What Should We Do About Missing Data? (A Case Study Using Logistic Regression with Missing Data on a Single Covariate)
PWP-CCPR-2003-028
Abstract
Fox et al. (1998) carried out a logistic regression analysis with discrete covariates in which one of the covariates was missing for a substantial percentage of respondents. The missing data problem was addressed using the “approximate Bayesian bootstrap.” We return to this missing data problem to provide a form of case study. Using the Fox et al. (1998) data for expository purposes we carry out a comparative analysis of eight of the most commonly used techniques for dealing with missing data. We then report on two sets of simulations based on the original data. These suggest, for patterns of missingness we consider realistic, that case deletion and weighted case deletion are inferior techniques, and that common simple alternatives are better. In addition, the simulations do not affirm the theoretical superiority of Bayesian Multiple Imputation.

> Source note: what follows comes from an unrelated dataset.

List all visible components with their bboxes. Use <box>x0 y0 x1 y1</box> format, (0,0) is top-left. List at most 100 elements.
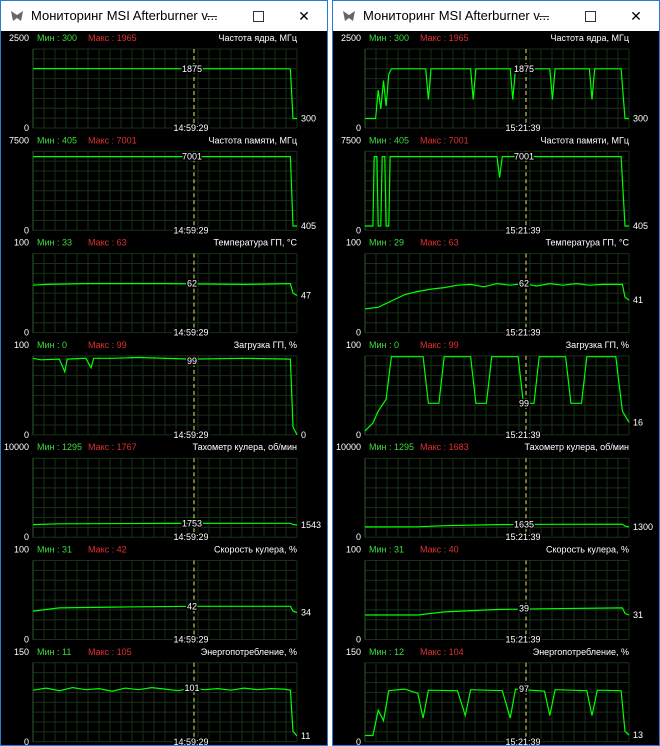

The apparent explanation is that the imputation model, which is the fully saturated interaction model recommended in the literature, was too detailed for the data. This result is cautionary. Even when the analyst of a single body of data is using a missingness technique with desirable theoretical properties, and the missingness mechanism and imputation model are supposedly correctly specified, the technique can still produce biased estimates. This is in addition to the generic problem posed by missing data, which is that usually analysts do not know the missingness mechanism or which among many alternative imputation models is correct.